今年も8月15日の終戦記念日が近づいてきました。77年前の太平洋戦争末期、アメリカ軍による空爆によって日本国内でも多くの人命が失われ、また文化財も大きな被害を受けました。天守などお城の建造物も……。太平洋戦争で城郭はどのような戦災を受けたのでしょうか、人々は空襲にどう立ち向かったのでしょうか。 

焼夷弾により7つの旧国宝天守が焼失
日本人にとって、夏は歴史を振り返る季節でもある。家族らと語らい、地元の行事に参加し、わずか77年前にあった愚行と悲劇に思いを馳せる。しばし目をつむり、鎮魂と内省の思いを胸に刻む時間である。

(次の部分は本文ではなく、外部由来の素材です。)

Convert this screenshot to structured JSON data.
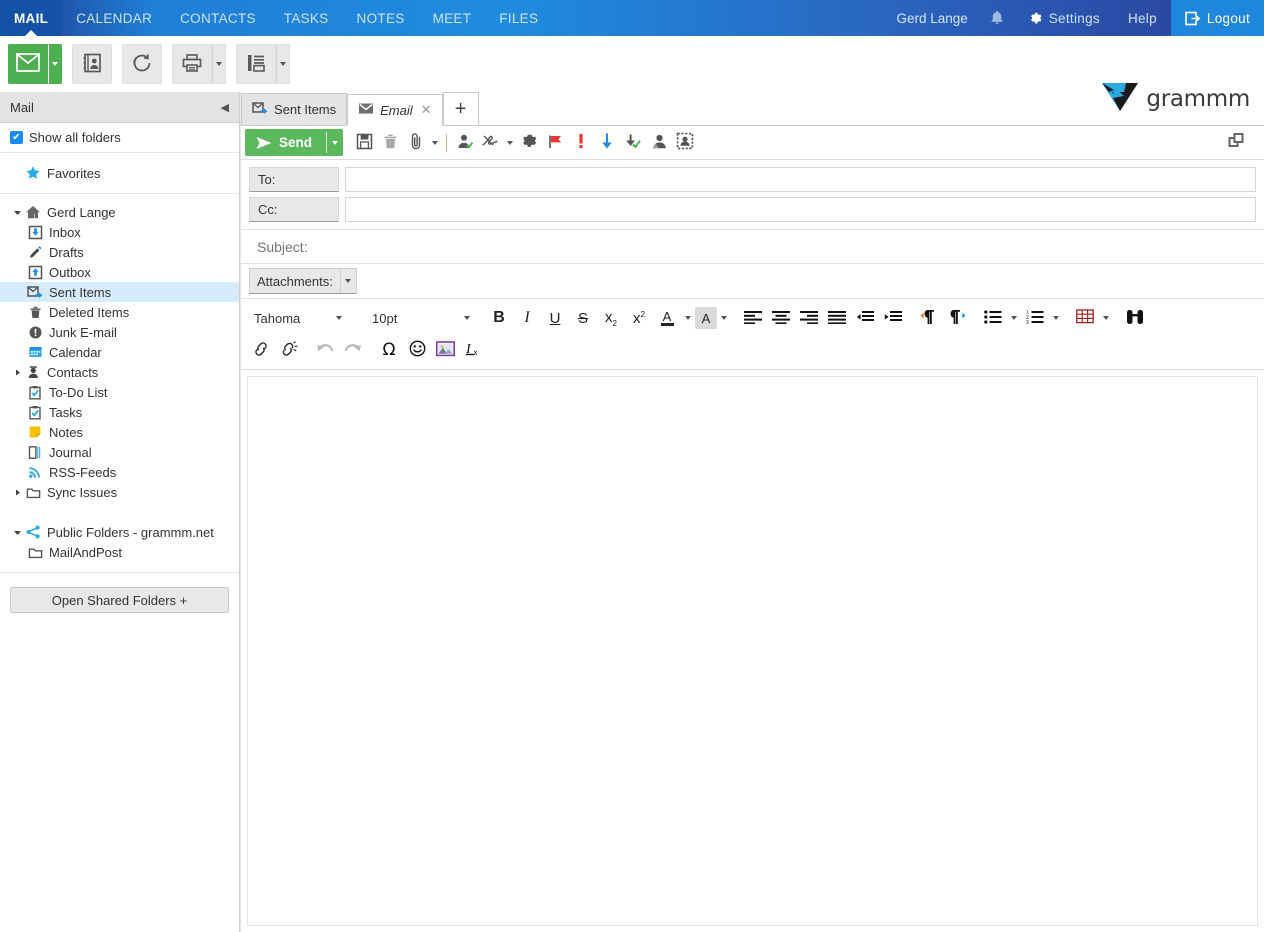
{
  "navbar": {
    "items": [
      {
        "label": "MAIL",
        "active": true
      },
      {
        "label": "CALENDAR",
        "active": false
      },
      {
        "label": "CONTACTS",
        "active": false
      },
      {
        "label": "TASKS",
        "active": false
      },
      {
        "label": "NOTES",
        "active": false
      },
      {
        "label": "MEET",
        "active": false
      },
      {
        "label": "FILES",
        "active": false
      }
    ],
    "user": "Gerd Lange",
    "settings": "Settings",
    "help": "Help",
    "logout": "Logout",
    "accent_active": "#1452a8",
    "accent_logout": "#1f86dd"
  },
  "apptoolbar": {
    "buttons": [
      {
        "name": "new-mail",
        "icon": "envelope-icon",
        "green": true,
        "dropdown": true
      },
      {
        "name": "new-contact",
        "icon": "address-book-icon",
        "green": false,
        "dropdown": false
      },
      {
        "name": "refresh",
        "icon": "refresh-icon",
        "green": false,
        "dropdown": false
      },
      {
        "name": "print",
        "icon": "printer-icon",
        "green": false,
        "dropdown": true
      },
      {
        "name": "view-layout",
        "icon": "layout-icon",
        "green": false,
        "dropdown": true
      }
    ],
    "logo_text": "grammm",
    "logo_color": "#29abe2"
  },
  "sidebar": {
    "title": "Mail",
    "collapse_icon": "collapse-left-icon",
    "show_all_folders": "Show all folders",
    "favorites": "Favorites",
    "open_shared": "Open Shared Folders +",
    "tree": [
      {
        "label": "Gerd Lange",
        "icon": "home-icon",
        "level": 0,
        "twisty": "down",
        "selected": false
      },
      {
        "label": "Inbox",
        "icon": "inbox-icon",
        "level": 1,
        "twisty": "",
        "selected": false
      },
      {
        "label": "Drafts",
        "icon": "pencil-icon",
        "level": 1,
        "twisty": "",
        "selected": false
      },
      {
        "label": "Outbox",
        "icon": "outbox-icon",
        "level": 1,
        "twisty": "",
        "selected": false
      },
      {
        "label": "Sent Items",
        "icon": "sent-icon",
        "level": 1,
        "twisty": "",
        "selected": true
      },
      {
        "label": "Deleted Items",
        "icon": "trash-icon",
        "level": 1,
        "twisty": "",
        "selected": false
      },
      {
        "label": "Junk E-mail",
        "icon": "junk-icon",
        "level": 1,
        "twisty": "",
        "selected": false
      },
      {
        "label": "Calendar",
        "icon": "calendar-icon",
        "level": 1,
        "twisty": "",
        "selected": false
      },
      {
        "label": "Contacts",
        "icon": "contacts-icon",
        "level": 1,
        "twisty": "right",
        "selected": false
      },
      {
        "label": "To-Do List",
        "icon": "todo-icon",
        "level": 1,
        "twisty": "",
        "selected": false
      },
      {
        "label": "Tasks",
        "icon": "tasks-icon",
        "level": 1,
        "twisty": "",
        "selected": false
      },
      {
        "label": "Notes",
        "icon": "notes-icon",
        "level": 1,
        "twisty": "",
        "selected": false
      },
      {
        "label": "Journal",
        "icon": "journal-icon",
        "level": 1,
        "twisty": "",
        "selected": false
      },
      {
        "label": "RSS-Feeds",
        "icon": "rss-icon",
        "level": 1,
        "twisty": "",
        "selected": false
      },
      {
        "label": "Sync Issues",
        "icon": "folder-icon",
        "level": 1,
        "twisty": "right",
        "selected": false
      }
    ],
    "public": [
      {
        "label": "Public Folders - grammm.net",
        "icon": "share-icon",
        "level": 0,
        "twisty": "down",
        "selected": false
      },
      {
        "label": "MailAndPost",
        "icon": "folder-icon",
        "level": 1,
        "twisty": "",
        "selected": false
      }
    ]
  },
  "tabs": [
    {
      "label": "Sent Items",
      "icon": "sent-icon",
      "active": false,
      "closable": false
    },
    {
      "label": "Email",
      "icon": "envelope-icon",
      "active": true,
      "closable": true
    }
  ],
  "tab_add": "+",
  "compose": {
    "send_label": "Send",
    "send_color": "#5cb85c",
    "icons": [
      {
        "name": "save-button",
        "icon": "floppy-icon",
        "dropdown": false
      },
      {
        "name": "discard-button",
        "icon": "trash-icon",
        "dropdown": false
      },
      {
        "name": "attachment-button",
        "icon": "paperclip-icon",
        "dropdown": true
      },
      {
        "name": "check-names-button",
        "icon": "person-check-icon",
        "dropdown": false
      },
      {
        "name": "signature-button",
        "icon": "signature-icon",
        "dropdown": true
      },
      {
        "name": "options-button",
        "icon": "gear-icon",
        "dropdown": false
      },
      {
        "name": "follow-up-button",
        "icon": "red-flag-icon",
        "dropdown": false
      },
      {
        "name": "high-priority-button",
        "icon": "exclamation-icon",
        "dropdown": false
      },
      {
        "name": "low-priority-button",
        "icon": "blue-down-arrow-icon",
        "dropdown": false
      },
      {
        "name": "read-receipt-button",
        "icon": "delivery-receipt-icon",
        "dropdown": false
      },
      {
        "name": "from-button",
        "icon": "person-icon",
        "dropdown": false
      },
      {
        "name": "stationery-button",
        "icon": "stamp-icon",
        "dropdown": false
      }
    ],
    "popout_icon": "popout-window-icon",
    "to_label": "To:",
    "to_value": "",
    "cc_label": "Cc:",
    "cc_value": "",
    "subject_placeholder": "Subject:",
    "subject_value": "",
    "attachments_label": "Attachments:",
    "body_value": ""
  },
  "editor": {
    "font_family": "Tahoma",
    "font_size": "10pt",
    "row1": [
      {
        "name": "bold-button",
        "icon": "bold-icon",
        "glyph": "B",
        "style": "bold"
      },
      {
        "name": "italic-button",
        "icon": "italic-icon",
        "glyph": "I",
        "style": "italic"
      },
      {
        "name": "underline-button",
        "icon": "underline-icon",
        "glyph": "U",
        "style": "underline"
      },
      {
        "name": "strikethrough-button",
        "icon": "strikethrough-icon",
        "glyph": "S",
        "style": "strike"
      },
      {
        "name": "subscript-button",
        "icon": "subscript-icon",
        "glyph": "x",
        "style": "sub"
      },
      {
        "name": "superscript-button",
        "icon": "superscript-icon",
        "glyph": "x",
        "style": "sup"
      }
    ],
    "font_color_label": "A",
    "highlight_label": "A",
    "align": [
      "align-left-icon",
      "align-center-icon",
      "align-right-icon",
      "align-justify-icon"
    ],
    "indent": [
      "outdent-icon",
      "indent-icon"
    ],
    "direction": [
      "ltr-paragraph-icon",
      "rtl-paragraph-icon"
    ],
    "lists": [
      "bullet-list-icon",
      "numbered-list-icon"
    ],
    "table_icon": "table-icon",
    "find_icon": "find-replace-icon",
    "row2": [
      {
        "name": "insert-link-button",
        "icon": "link-icon",
        "disabled": false
      },
      {
        "name": "remove-link-button",
        "icon": "unlink-icon",
        "disabled": false
      },
      {
        "name": "undo-button",
        "icon": "undo-icon",
        "disabled": true
      },
      {
        "name": "redo-button",
        "icon": "redo-icon",
        "disabled": true
      },
      {
        "name": "special-character-button",
        "icon": "omega-icon",
        "disabled": false
      },
      {
        "name": "emoticon-button",
        "icon": "smiley-icon",
        "disabled": false
      },
      {
        "name": "insert-image-button",
        "icon": "image-icon",
        "disabled": false
      },
      {
        "name": "clear-formatting-button",
        "icon": "clear-format-icon",
        "disabled": false
      }
    ]
  }
}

太平洋戦争末期の1944年11月以降、アメリカ軍による国内都市部への空襲が本格化し、死者は約56万人、負傷者は約30万人に達した。爆撃の対象となった市町村は800以上に及び、都市機能は失われ、建造物は多大な被害を受けた。その中には、城も含まれる。

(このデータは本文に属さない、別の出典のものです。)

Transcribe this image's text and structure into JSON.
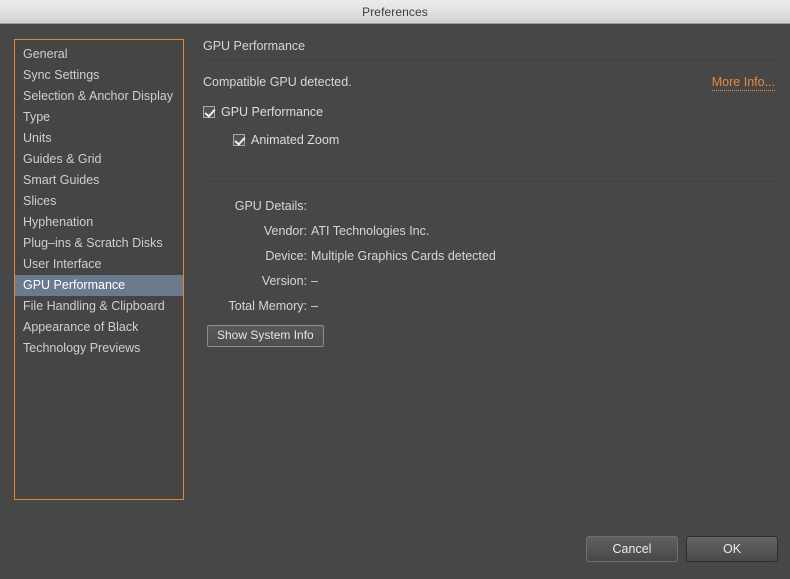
{
  "window": {
    "title": "Preferences"
  },
  "sidebar": {
    "selected": "GPU Performance",
    "items": [
      {
        "label": "General"
      },
      {
        "label": "Sync Settings"
      },
      {
        "label": "Selection & Anchor Display"
      },
      {
        "label": "Type"
      },
      {
        "label": "Units"
      },
      {
        "label": "Guides & Grid"
      },
      {
        "label": "Smart Guides"
      },
      {
        "label": "Slices"
      },
      {
        "label": "Hyphenation"
      },
      {
        "label": "Plug–ins & Scratch Disks"
      },
      {
        "label": "User Interface"
      },
      {
        "label": "GPU Performance"
      },
      {
        "label": "File Handling & Clipboard"
      },
      {
        "label": "Appearance of Black"
      },
      {
        "label": "Technology Previews"
      }
    ]
  },
  "main": {
    "header": "GPU Performance",
    "status_text": "Compatible GPU detected.",
    "more_info_label": "More Info...",
    "checkboxes": [
      {
        "label": "GPU Performance",
        "checked": true
      },
      {
        "label": "Animated Zoom",
        "checked": true
      }
    ],
    "details_title": "GPU Details:",
    "details": [
      {
        "label": "Vendor:",
        "value": "ATI Technologies Inc."
      },
      {
        "label": "Device:",
        "value": "Multiple Graphics Cards detected"
      },
      {
        "label": "Version:",
        "value": "–"
      },
      {
        "label": "Total Memory:",
        "value": "–"
      }
    ],
    "show_system_info_label": "Show System Info"
  },
  "footer": {
    "cancel_label": "Cancel",
    "ok_label": "OK"
  },
  "colors": {
    "accent_orange": "#e8872f",
    "selection_blue": "#6b7a8c",
    "background": "#474747",
    "titlebar": "#e2e2e2"
  }
}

日本の近代都市は、江戸時代に藩の政庁が置かれていた街がほとんどである。藩の政庁とは、つまり城のこと。都市が空襲を受けるにあたり、城が被害にあうのは避けがたいことであった。また、明治以降、地方の巨大城郭には軍隊が入り、司令部が置かれていたことも空爆を受けた理由の一つとなる。大阪城(大阪府)や広島城(広島県)、仙台城(宮城県)がそうであった。

空襲の被害としてよく語られるのは、やはり城のシンボルである天守であろう。水戸城(茨城県)、名古屋城(愛知県)、大垣城(岐阜県)、和歌山城(和歌山県)、岡山城(岡山県)、福山城、広島城(ともに広島県)の天守が、空襲により焼失・倒壊している。これら7つの天守は、すべて戦前の旧国宝に指定された建物であった。